Lawmakers effectively endorsed the president’s pay raise proposal for federal workers Wednesday, although the Senate has yet to weigh in on the issue.
The House on Wednesday voted 220-207 to pass the first minibus fiscal 2023 spending package, effectively endorsing President Biden’s plan to increase federal employees’ pay by an average of 4.6% next year.
The minibus contains six of the 12 annual appropriations bills, including transportation, housing and urban development; agriculture and rural development; energy and water development; military construction and veterans affairs; and financial services and general government, the last of which serves as the vehicle for provisions impacting federal employee compensation.

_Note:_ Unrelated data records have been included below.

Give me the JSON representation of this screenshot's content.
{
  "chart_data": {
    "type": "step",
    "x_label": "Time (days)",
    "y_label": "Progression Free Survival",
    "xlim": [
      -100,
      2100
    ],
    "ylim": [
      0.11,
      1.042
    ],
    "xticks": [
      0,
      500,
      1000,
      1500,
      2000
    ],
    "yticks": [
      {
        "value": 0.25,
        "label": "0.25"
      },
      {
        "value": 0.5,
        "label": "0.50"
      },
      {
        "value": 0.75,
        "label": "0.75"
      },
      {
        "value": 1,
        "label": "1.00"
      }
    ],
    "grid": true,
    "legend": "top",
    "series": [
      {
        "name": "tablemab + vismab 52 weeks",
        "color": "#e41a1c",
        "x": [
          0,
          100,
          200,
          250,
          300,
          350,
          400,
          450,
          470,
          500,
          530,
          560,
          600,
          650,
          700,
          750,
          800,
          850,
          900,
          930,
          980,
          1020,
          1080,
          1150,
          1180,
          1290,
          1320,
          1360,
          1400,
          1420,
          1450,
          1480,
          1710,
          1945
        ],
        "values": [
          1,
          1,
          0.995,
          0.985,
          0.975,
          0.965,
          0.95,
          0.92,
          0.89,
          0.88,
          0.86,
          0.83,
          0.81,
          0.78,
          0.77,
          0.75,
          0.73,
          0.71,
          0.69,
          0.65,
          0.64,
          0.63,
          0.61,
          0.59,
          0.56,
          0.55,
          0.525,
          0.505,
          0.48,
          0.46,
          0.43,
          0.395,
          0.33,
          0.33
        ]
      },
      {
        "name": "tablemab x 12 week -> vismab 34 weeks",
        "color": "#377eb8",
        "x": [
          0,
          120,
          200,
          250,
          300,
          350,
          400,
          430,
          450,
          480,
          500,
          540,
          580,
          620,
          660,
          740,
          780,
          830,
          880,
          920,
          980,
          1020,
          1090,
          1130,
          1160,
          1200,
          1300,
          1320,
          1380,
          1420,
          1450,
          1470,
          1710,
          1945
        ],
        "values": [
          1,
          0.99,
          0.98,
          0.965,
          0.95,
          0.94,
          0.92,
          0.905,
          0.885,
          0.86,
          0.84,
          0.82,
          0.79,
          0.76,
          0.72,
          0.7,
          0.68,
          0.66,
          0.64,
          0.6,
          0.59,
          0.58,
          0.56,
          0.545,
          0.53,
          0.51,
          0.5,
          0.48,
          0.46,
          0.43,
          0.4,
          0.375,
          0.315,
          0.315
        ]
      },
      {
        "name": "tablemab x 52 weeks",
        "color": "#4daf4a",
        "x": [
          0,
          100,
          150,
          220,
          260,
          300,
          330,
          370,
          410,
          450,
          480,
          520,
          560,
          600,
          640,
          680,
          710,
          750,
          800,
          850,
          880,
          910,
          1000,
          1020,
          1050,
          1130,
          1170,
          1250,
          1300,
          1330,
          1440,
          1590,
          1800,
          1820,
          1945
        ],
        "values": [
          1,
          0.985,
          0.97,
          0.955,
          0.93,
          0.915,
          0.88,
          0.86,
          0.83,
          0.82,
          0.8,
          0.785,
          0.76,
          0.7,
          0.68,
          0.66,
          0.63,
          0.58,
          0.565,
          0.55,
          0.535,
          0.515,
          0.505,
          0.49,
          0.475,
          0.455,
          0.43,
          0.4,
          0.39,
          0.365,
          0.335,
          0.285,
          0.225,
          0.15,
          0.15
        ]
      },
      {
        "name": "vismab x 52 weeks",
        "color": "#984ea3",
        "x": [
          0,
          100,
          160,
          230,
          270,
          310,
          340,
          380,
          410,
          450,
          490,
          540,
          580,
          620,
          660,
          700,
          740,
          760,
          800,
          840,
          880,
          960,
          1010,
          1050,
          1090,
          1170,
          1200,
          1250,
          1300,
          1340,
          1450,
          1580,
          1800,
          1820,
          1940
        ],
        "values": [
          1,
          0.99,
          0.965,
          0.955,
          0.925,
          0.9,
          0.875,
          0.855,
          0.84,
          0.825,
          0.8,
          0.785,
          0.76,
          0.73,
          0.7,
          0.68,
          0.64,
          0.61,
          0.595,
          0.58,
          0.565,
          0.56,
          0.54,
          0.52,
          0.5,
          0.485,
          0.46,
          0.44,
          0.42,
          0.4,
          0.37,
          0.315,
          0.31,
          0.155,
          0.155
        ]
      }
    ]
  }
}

When Biden first unveiled his fiscal 2023 budget request in March, he proposed providing an average 4.6% pay increase for federal civilian employees and members of the military. Although it is unclear how that figure would be split between an across-the-board increase in basic pay and an average increase in locality pay, presidents typically have set aside 0.5% of the overall raise for average locality pay increases.
A 4.6% average pay raise would mark the largest increase for civilian federal workers in more than two decades—President George W. Bush granted feds a 4.6% average raise in 2002—but some lawmakers and federal employee groups have advocated for an even larger raise of 5.1%, pointing to the paltry 1.0% across-the-board raise the workforce received in 2021 and lack of an increase to locality pay, as well as rising inflation. The 5.1% raise would have been split between a 4.1% across-the-board increase in basic pay and an average 1.0% raise in locality pay.
But throughout the House’s spending talks, appropriators failed to include any language on federal employee compensation. Since Congress must act affirmatively to override a president’s pay plan, that effectively serves as an endorsement of Biden’s proposal.
Prospects for a larger pay raise being included in the Senate’s version of the appropriations bill are dim. The Senate Appropriations Committee has yet to unveil any of its spending bills, but with Democrats only in control via the vice president’s role as tiebreaker of an evenly split chamber, it would be more likely to see the pay raise figure decrease in an effort to secure the 10 GOP votes needed to send the bill to the president for enactment.
The removal of a longstanding policy rider to the House’s version of the spending package could be a boon to federal employees’ non-salary benefits, although it is unlikely to make it into law. Appropriators did not include the Hyde Amendment, a decades-old stipulation that federal dollars cannot go toward abortions. Democrats have been pushing to repeal the provision for several years, although the effort took on renewed urgency with the Supreme Court’s controversial decision last month to overturn Roe v. Wade.
For federal employees, the Hyde Amendment carved abortion-related services out of the long list of procedures covered by insurance through the Federal Employees Health Benefits Program, forcing them to pay out of pocket to obtain those procedures.
Debate over the future of the amendment could be a sticking point in negotiations between House and Senate as the end of the fiscal year approaches in September.